Eventually we did make it to Haverhill, Massachusetts. With a whole extra day in New England, we made a trip over to Salem. The city is absolutely terrifying in October, although I’m referring to trying to find a parking spot. We had lunch of deep-fried full-bellied clams, which is a bonus value because your meal includes what the clams ate.
We had an early dinner with Tony Tremblay, and Diane and John Buja, who were all joining us in staying with John McIlveen, who had generously offered to let us lurk in his home for the weekend. We ate light, because many of the authors would be gathering at the McIlveen place that evening, and I’d heard whispered tales of the legendary food John’s wife Roberta would prepare for such events.
Oh, yeah, the legend was real. The chicken wings alone were mythic.
Some of the less intelligent authors hung out on the outdoor porch, which was a very nice porch but a) outdoors, and b) in Massachusetts in October. I come up to Rhode Island for Necon every year, and there were so many familiar faces that this was like a mini-Necon with way better food.

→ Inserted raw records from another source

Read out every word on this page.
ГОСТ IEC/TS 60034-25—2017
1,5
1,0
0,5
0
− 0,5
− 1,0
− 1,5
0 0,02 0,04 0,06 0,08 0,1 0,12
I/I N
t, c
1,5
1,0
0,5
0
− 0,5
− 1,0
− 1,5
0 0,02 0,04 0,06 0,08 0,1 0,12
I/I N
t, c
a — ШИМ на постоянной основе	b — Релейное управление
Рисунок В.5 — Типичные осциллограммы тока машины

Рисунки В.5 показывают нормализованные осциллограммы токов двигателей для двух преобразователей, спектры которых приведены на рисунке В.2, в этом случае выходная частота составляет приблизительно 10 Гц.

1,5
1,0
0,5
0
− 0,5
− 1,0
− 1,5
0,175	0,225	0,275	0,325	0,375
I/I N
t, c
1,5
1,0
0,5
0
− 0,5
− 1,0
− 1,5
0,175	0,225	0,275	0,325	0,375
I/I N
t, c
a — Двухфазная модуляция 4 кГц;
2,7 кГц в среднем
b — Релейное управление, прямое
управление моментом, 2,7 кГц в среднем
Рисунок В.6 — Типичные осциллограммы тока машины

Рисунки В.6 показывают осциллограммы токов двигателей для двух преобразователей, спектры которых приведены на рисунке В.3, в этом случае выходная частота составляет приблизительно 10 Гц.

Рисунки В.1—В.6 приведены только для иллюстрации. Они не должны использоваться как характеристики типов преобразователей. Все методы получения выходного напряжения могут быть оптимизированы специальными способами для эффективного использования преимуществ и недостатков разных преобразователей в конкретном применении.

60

The next day was the big event, the Merrimack Valley Halloween Book Festival, run by Christopher Golden. This was the fourth year. The premise was pretty simple: Over 60 horror authors sat at tables in a library. There were panel discussions upstairs in a surprisingly large auditorium.

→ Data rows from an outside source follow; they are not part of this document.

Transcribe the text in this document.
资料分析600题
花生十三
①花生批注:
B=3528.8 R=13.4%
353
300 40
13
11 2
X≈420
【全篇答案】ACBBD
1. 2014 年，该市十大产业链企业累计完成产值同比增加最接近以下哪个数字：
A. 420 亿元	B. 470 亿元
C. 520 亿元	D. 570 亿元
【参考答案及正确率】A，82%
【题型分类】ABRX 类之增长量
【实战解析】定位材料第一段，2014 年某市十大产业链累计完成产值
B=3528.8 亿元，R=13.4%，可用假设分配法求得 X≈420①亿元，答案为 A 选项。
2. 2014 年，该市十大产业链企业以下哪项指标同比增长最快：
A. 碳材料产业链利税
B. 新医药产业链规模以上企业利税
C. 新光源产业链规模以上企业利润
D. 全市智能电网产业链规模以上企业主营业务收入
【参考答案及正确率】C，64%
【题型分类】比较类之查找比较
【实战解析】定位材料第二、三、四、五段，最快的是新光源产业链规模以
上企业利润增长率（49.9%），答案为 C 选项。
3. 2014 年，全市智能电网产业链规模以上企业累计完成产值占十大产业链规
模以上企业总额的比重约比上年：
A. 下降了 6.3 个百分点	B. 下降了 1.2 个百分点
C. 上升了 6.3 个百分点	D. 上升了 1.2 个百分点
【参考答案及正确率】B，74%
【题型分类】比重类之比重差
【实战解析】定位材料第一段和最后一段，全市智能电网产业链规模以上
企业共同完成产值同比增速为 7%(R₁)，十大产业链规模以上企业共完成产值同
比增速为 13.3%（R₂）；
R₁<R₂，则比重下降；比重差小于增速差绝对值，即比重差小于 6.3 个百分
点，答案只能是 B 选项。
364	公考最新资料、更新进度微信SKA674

And it rocked! I’ve done many, many events where you get to know your neighbor very well because you’re kinda just sitting there waiting for somebody to take pity on you and approach your table, but this had a constant flow of people, and they were there to buy books! I sold a lot of books and signed a lot of books that people brought from home. Plus this event was the launch of Hark! The Herald Angels Scream, which contains my story “Good Deeds,” so I signed a bunch of copies of that, too.
I was on a lively panel discussion about how horror sneakily infiltrates other genres. I meant to bring up the fate of Gus Fring on Breaking Bad, but forgot.

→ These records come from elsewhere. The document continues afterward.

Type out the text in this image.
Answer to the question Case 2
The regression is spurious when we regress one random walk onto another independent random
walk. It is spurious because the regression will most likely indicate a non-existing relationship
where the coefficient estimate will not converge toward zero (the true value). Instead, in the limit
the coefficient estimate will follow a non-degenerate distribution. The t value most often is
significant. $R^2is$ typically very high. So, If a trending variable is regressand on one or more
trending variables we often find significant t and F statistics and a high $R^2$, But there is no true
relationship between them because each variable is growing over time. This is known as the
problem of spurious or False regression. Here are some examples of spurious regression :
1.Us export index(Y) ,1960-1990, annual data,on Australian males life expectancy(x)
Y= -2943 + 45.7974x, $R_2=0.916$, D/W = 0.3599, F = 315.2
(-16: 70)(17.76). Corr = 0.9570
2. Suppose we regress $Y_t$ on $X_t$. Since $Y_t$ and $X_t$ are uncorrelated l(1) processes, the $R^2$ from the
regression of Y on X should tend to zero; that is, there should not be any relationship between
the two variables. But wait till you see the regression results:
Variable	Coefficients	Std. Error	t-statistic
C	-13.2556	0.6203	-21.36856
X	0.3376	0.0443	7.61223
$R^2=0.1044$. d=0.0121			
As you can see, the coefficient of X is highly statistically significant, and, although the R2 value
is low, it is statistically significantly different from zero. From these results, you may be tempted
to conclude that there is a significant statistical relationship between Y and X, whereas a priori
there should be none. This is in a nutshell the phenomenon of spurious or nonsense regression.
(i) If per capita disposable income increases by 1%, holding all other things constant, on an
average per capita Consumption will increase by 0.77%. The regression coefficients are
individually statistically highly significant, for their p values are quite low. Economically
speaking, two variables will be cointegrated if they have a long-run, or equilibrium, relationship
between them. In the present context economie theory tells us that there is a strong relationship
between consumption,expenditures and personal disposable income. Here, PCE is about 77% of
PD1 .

The enthusiasm level was crazy. Scares That Care is also filled with passionate readers, but that’s a three-day event and this was only six-and-a-half hours, so there were no dead spots. There really weren’t even any slow spots until maybe the final hour, and that was only slow compared to how it had been before. I’d been told this was how the event would go, but I was still surprised at just how flat-out great it was. Keep in mind that I once did an event called Asylum Tampa where the guy at the next booth asked me when the vendors room we were in opened to the public, and I told him it had been open for the past forty-five minutes.
It’s really all about the energy of an event like this. Again, it was basically just rows of tables with authors behind them. (Note that I am not for one second suggesting that coordinating an event like this is anything less than a nightmare. I know what our kind is like.) But the energy was fantastic. Everybody was having a great time. Many people spoke of spending too much money, and for them I am grateful.
After that, it was off to sate our ravenous hunger. We returned to John McIlveen’s home for a low-key evening, went to bed early, and set the alarm for 5:30 AM. We were unhappy when the alarm went off, but it was time to depart.
Because the weather and traffic didn’t suck on the way back (minus one significant delay, where the heavy fog, light rain, and red taillights gave a pretty good visual approximation of driving into Hell) we said, screw it, let’s try to get home tonight. We took many short breaks but no long breaks, and arrived home at 1:45 AM.
Thanks to everybody who helped work on this event, to all of my author friends who attended, and to all of the wonderful readers. It was freaking awesome.